Lady Bligh would not have given garden-parties at all, could she have been ‘at home’ in any other way; but as her set was largely composed of people living actually in town, who would not readily come ten miles out for a dinner-party, still less for an after-dinner party, she had really no choice in the matter. Still, Lady Bligh’s garden-parties were not such very dull affairs after all. They were immensely above the suburban average. To the young and the curious they held out attractions infinitely greater than garden-party lawn-tennis, though these could not be advertised on the cards of invitation. For instance, you were sure of seeing a celebrity or two, if not even the highest dignitaries, with some of the dignity in their pockets. And it is inexpressible how delightful it was to come across a group of Her Majesty’s Judges gorging strawberry ices unblushingly in a quiet corner of the marquee. On the present occasion, when the stoutest and most pompous Q.C. at the Bar—Mr Merivale—sat down on the slenderest chair in the garden, and thence, suddenly, upon the grass, the situation was full of charm for Granville and some of his friends, who vied with one another in a right and proper eagerness to help the great man to his feet. Even Gladys (who was so very far from being in a laughing mood) laughed at this; though she was not aware that the stout gentleman was a Q.C., nor of the significance of those initials, had any one told her so.
But this was all the entertainment that Gladys extracted from the long afternoon. She was amused, at the moment, in spite of herself; she was not amused a second time. She kept ingeniously in the background. Alfred was attentive to her, of course, but not foolishly attentive, this afternoon. And Granville introduced to her one of his clean-shaven friends, whom Gladys conversed with for perhaps a minute. She was also presented by the Judge—in his recent genial, fatherly manner—to one or two of his colleagues. Plainly, the disgraceful scene in Hyde Park had not yet reached Sir James’s ears. But that scandal was being discreetly discussed by not a few of the guests. Gladys suspected as much, though she did not know it. She imagined herself to be a not unlikely subject of conversation in any case, but quite a tempting one in the light of her last escapade. But this idea did not worry her. In some moods it is possible to be acutely self-conscious without being the least sensitive; Gladys’s present mood was one. More often than at the people, she gazed at the window of her own room, and longed to be up there, alone. She neither took any interest in what was going on around her, nor cared what the people were whispering concerning her. No doubt they were whispering, but what did it matter? Misery is impervious to scorn and ridicule and contempt. These things wound the vanity; misery deadens it. Gladys was miserable.
Among the later arrivals was Miss Travers. Her father could not come: he was doing the fair thing by the Party and his constituents: it was his first term. Miss Travers came alone, and intended to go back alone, the later the better. Whitechapel had made her fearless and independent. She rather hoped to be asked to stop to dinner: some people were certain to stay, for the Blighs were uncommonly hospitable, and in many things quite unconventional; and Miss Travers intended to be one of those people, if she got the opportunity. She also intended to cultivate the most original specimen of her sex that she had ever yet met with; and for this she tried to make the opportunity.

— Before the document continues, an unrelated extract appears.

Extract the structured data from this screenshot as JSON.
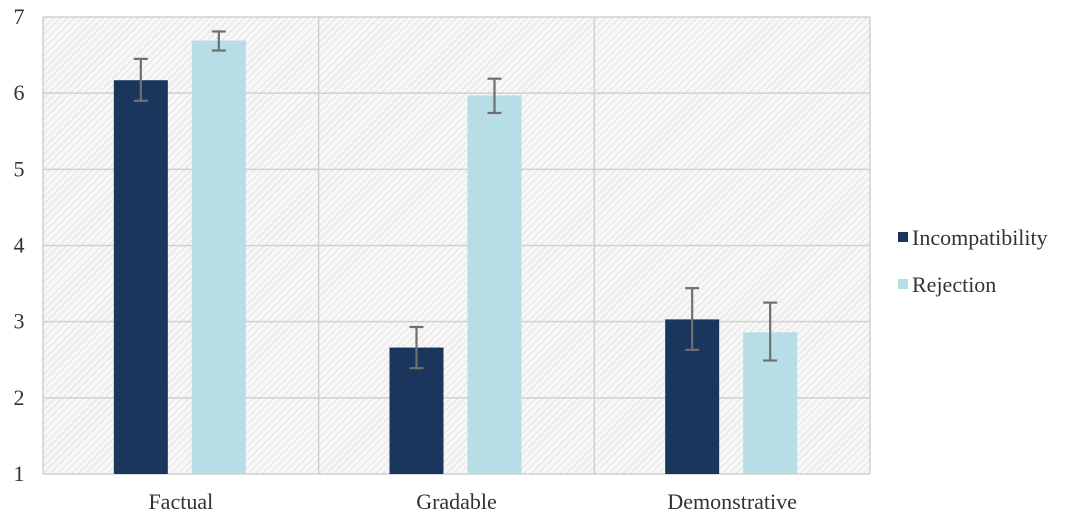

But the most original of her sex was also one of the most slippery, when she liked; she dodged Miss Travers most cleverly, until the pursuer was herself pursued, and captured. Her captor was a rising solicitor, a desirable gentleman and an open admirer; but he did not improve his chances by that interview. Miss Travers was disappointed, almost annoyed. The unlucky lawyer sought to make her smile with a story: the story of the ‘coo-ee!’ as he had heard it. He knew Miss Travers intimately; her appreciation of humour was vast, for a woman; he felt sure she would be tickled. But, unfortunately, the version he had heard was already fearfully exaggerated, and, as Miss Travers drew him on gently, yet without smiling as he wished her to, the good fellow improvised circumstances still more aggravating and scandalous; and then—sweet Miss Travers annihilated him in a breath.
‘I was in their carriage at the time, myself; but—you will excuse my saying so—I shouldn’t have recognised the incident from your description!’
It was a staggerer; but Miss Travers did not follow up the blow. She reproved him, it is true, but so kindly, and with such evident solicitude for his moral state, that the wretch was in ecstasies in two minutes.
‘At all events,’ he said, with enthusiasm, ‘she has you for her champion! I won’t hear another word about her; I’ll champion her too!’
‘If you spoke to her for one moment,’ Miss Travers replied, ‘you would own yourself that she is charming. You never saw such eyes!’
This the lawyer seemed to question, by the rapt manner in which he gazed into Miss Travers’s own eyes; but the speech was the prettier for being left unspoken; and here the lawyer showed some self-restraint and more wisdom. But immediately the lady left him: she had descried her quarry.
Gladys dodged again, and, passing quickly through the tent, heard two words that sent the blood to her cheeks. The words were in close conjunction—‘coo-ee!’ and ‘disgrace.’ Without turning to see who had uttered them—the voice was unfamiliar—she hurried through into the house, and finding the little morning-room quite empty, went in there to sit down and think.